Yellen insists on the global minimum tax rate for multinational corporations

WASHINGTON – Treasury Secretary Janet Yellen on Monday called for a minimum global corporate tax rate, seeking international cooperation that is crucial to funding the administration’s $ 2.3 trillion infrastructure proposal.

President Biden’s proposal to raise the corporate tax rate to 28% from 21% would push the US from the middle of the package among the big economies to the top. The Biden plan would also impose a minimum tax of 21% on the foreign revenues of US companies, eliminate an export incentive and increase taxes on the operations of foreign US companies.

If the US raises its tax rates and imposes greater burdens on the foreign profits of US companies, a global minimum tax would help prevent companies in other countries from having a potentially significant advantage. This coordination and the resulting tax revenue – not necessarily the goals of US companies – is on the administration’s priorities.
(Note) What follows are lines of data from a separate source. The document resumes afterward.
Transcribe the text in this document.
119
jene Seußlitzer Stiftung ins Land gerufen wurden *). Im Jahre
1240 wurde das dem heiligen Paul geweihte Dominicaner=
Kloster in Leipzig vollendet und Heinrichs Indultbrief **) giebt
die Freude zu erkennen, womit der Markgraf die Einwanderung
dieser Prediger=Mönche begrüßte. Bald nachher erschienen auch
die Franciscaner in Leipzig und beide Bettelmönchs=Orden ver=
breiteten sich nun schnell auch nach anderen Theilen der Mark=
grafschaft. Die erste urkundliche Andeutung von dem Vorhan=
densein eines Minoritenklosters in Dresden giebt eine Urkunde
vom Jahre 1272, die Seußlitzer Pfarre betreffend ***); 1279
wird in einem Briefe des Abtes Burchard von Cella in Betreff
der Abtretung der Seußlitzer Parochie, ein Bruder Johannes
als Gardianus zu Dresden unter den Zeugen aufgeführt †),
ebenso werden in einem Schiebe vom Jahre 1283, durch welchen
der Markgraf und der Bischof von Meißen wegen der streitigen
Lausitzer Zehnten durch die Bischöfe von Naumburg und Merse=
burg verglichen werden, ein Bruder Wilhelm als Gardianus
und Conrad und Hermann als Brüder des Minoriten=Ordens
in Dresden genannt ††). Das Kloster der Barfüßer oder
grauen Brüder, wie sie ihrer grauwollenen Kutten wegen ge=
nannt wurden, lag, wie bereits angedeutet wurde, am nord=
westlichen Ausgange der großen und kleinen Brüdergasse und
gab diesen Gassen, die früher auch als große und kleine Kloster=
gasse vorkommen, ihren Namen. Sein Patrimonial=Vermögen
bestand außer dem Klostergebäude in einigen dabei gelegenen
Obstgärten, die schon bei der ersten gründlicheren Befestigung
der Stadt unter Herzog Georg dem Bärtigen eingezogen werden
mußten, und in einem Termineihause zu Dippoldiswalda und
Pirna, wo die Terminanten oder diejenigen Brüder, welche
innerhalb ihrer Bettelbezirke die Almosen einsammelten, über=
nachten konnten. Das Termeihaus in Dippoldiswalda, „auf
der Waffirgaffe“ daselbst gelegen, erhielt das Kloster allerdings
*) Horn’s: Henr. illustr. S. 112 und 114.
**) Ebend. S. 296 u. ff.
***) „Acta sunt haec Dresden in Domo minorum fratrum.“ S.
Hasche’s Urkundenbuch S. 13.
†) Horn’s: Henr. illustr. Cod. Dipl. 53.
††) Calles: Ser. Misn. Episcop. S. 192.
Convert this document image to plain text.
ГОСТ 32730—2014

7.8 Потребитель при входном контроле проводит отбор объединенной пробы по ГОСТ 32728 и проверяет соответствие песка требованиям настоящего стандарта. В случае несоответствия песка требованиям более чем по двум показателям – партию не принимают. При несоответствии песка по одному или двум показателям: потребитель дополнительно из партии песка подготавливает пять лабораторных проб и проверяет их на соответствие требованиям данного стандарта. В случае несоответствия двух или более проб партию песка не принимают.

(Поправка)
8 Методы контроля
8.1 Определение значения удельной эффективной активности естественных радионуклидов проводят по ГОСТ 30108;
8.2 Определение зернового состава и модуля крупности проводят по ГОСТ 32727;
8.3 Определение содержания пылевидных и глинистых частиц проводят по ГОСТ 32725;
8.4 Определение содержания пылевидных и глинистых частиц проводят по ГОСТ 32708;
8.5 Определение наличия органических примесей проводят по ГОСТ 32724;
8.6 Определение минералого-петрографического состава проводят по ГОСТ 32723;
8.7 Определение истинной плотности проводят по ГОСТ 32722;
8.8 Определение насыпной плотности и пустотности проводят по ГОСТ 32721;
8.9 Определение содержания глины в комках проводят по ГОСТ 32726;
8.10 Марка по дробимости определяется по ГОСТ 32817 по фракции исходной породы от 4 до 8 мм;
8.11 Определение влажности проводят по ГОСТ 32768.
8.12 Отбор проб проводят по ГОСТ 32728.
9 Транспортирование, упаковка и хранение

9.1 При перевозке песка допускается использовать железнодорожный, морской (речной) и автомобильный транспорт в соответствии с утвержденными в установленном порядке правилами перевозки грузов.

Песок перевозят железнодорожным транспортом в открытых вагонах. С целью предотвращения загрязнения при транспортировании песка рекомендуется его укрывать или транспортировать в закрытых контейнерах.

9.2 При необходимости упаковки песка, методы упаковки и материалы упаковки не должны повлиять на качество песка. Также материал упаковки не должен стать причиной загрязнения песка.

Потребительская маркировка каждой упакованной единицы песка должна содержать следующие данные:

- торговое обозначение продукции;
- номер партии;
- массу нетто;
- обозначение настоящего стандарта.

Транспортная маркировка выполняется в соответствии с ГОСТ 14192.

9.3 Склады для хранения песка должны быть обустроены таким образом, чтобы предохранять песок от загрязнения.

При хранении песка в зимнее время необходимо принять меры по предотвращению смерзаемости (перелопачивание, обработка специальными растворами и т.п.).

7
“Competitiveness is more than how U.S.-based companies face other companies in global mergers and acquisitions,” Ms. Yellen said Monday in a statement to the Chicago Council on Global Affairs. “It’s about ensuring that governments have stable tax systems that bring in enough revenue to invest in essential public goods and respond to crises, and that all citizens share the burden of government funding fairly.”

Ms. Yellen’s remarks came as finance ministers prepared to gather for the biannual meetings of the International Monetary Fund and the World Bank this week.